Everyone high fives each other all the time for no reason at Bonnaroo, but during “You May Be Right” (a.k.a. the song that goes “it just may be a lunatic you're looking for”; you know it), as some people began to file out in preparation for their long drives home, a legitimate train of high five giving broke out. Once again, everything about the moment had come together. Bonnaroo and Billy Joel! How thrilling, by the way, was it to hear this guy, who's basically at the level of mythical entity where you cease to seem real and also probably get your face on money, say the word Bonnaroo? Anyway, we were all the lunatics that we were looking for, and we had all found each other, and we were all high fiving. All our dreams about positivity and finding the perfect moment this weekend had come together. We didn't need the reminder, but when Billy Joel closed out the show with the epic—and I mean that in the true, Greek epic sense—“Only the Good Die Young” we were all prepared to seize the moment and live like this, on the edge, having fun, forever.

Advertisement

But the true moment that captured the power of Billy Joel, that gave me chills, that made Bonnaroo float off into space and feel realer than anything had ever felt, came a few songs earlier, in the last song before the encore. Billy Joel played the inevitable: “Piano Man.” If it's not the greatest song ever written then it's certainly among top five. It captures such a specific experience, yet it is totally universal. It's a song about solitude that demands a group chorus. It transforms the loneliness of its characters, who have found that this bar is better than drinking alone, into togetherness for its listeners. It is alchemical, and its gold is the beauty of life itself.

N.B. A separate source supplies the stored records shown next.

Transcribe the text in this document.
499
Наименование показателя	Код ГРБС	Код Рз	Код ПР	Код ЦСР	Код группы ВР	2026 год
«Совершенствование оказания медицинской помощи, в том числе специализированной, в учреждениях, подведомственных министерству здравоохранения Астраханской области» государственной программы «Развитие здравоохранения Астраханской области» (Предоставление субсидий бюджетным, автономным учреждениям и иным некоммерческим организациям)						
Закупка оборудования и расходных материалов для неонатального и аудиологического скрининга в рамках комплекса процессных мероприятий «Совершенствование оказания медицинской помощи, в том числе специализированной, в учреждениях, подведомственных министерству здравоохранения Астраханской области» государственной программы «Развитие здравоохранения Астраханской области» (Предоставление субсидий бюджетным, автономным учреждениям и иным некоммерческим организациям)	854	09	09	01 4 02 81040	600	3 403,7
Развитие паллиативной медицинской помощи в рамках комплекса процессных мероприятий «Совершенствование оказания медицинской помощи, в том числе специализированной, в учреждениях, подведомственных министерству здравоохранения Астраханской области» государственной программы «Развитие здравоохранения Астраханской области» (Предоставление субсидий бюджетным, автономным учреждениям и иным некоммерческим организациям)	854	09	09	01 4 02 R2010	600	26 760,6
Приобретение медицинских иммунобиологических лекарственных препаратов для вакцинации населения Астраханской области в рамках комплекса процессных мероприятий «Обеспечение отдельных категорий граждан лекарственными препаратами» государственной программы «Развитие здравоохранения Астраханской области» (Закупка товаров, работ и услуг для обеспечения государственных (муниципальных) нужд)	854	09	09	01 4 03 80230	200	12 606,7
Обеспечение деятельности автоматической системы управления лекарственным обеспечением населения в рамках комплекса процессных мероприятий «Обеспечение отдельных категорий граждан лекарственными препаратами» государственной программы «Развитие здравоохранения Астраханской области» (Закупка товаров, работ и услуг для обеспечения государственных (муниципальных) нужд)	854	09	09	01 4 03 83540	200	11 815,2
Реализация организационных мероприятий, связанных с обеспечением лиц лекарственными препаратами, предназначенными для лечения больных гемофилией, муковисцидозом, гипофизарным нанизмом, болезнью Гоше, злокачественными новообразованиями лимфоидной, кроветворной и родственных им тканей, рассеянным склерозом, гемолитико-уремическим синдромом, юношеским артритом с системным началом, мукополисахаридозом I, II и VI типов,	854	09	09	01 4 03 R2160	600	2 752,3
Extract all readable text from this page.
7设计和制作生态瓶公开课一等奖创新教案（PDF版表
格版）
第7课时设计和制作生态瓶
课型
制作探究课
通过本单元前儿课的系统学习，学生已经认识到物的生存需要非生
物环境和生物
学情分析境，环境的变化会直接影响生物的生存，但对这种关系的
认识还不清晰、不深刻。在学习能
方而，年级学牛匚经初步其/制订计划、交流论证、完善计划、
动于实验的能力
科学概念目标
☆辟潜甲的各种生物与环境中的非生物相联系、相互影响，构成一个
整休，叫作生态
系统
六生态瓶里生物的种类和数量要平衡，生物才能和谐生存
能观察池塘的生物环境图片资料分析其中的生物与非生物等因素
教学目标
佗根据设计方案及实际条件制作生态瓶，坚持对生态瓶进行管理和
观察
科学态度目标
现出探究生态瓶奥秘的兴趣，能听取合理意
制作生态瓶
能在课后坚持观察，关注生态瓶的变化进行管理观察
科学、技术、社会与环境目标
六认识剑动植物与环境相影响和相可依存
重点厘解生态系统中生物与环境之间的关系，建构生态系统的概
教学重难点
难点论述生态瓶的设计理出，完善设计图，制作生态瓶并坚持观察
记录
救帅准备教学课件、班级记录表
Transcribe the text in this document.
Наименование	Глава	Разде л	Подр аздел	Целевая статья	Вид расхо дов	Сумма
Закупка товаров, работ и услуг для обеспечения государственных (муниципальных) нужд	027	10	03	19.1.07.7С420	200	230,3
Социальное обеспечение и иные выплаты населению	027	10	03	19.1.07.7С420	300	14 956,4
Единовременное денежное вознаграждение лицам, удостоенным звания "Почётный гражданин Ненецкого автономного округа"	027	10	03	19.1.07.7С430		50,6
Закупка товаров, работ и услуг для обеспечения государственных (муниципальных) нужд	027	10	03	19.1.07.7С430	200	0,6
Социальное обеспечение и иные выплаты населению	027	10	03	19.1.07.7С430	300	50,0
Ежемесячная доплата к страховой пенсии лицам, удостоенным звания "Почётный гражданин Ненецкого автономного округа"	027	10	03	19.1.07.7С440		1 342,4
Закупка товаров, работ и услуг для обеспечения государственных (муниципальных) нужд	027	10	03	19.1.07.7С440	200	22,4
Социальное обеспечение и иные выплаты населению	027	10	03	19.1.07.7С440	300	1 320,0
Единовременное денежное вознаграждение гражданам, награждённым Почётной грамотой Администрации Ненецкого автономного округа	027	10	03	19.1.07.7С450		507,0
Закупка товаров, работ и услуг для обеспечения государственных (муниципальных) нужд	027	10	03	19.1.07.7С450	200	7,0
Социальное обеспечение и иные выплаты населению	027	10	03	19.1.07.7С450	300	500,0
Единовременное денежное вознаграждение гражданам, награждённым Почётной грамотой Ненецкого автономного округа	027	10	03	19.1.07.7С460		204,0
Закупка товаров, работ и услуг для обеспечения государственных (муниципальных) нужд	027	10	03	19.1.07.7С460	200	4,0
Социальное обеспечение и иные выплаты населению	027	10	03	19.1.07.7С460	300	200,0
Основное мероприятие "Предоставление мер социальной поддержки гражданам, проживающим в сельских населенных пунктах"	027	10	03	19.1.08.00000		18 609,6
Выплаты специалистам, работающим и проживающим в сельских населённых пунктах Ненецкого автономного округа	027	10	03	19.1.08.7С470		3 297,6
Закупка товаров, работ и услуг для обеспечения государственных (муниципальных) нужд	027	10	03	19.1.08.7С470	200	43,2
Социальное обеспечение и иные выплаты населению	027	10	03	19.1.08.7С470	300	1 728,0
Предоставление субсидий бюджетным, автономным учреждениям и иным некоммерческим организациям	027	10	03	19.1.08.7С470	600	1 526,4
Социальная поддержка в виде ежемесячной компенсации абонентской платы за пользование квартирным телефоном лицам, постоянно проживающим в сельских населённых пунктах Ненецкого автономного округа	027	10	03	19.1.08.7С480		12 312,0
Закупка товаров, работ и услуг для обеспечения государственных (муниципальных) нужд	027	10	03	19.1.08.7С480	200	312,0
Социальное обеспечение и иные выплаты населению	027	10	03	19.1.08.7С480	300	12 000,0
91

It's a song about hopelessness that erases that hopelessness and turns it into hope: “I'm sure that I could be a movie star, if I could get out of this place,” one character says. And just in that line, the way it's sung and we rally around it, the possibility of escaping out of this place and really making this pipe dream happen comes to life. It's not unlike Bonnaroo itself, a playground where the infinite possibilities of life seem to stretch out ahead of us with extra clarity. The festival is a world in which you can sit around in the campground with a bunch of people you've just met and all decide with 100 percent certainty that you will go visit the friend you just made in Peru when he heads there next month. You don't even know his name, but you're in this together.

Artists often pull the trick of cutting out their vocals during a big lyric, but I've never heard it work like it did with “Piano Man” last night. For the final chorus, the lights shone out on the crowd and it took up the words in a roar, every syllable crystal clear. It was otherworldly. We were all in the mood for a melody, and Billy Joel had us feeling all right. Earlier in the day, Brandi Carlile had called the festival “the kingdom of Bonnaroo,” and now, for one last moment, we were living in that fantasy world. Here we were, with this melody, every one of us royalty, every one of us thrilled to be in this place, singing along.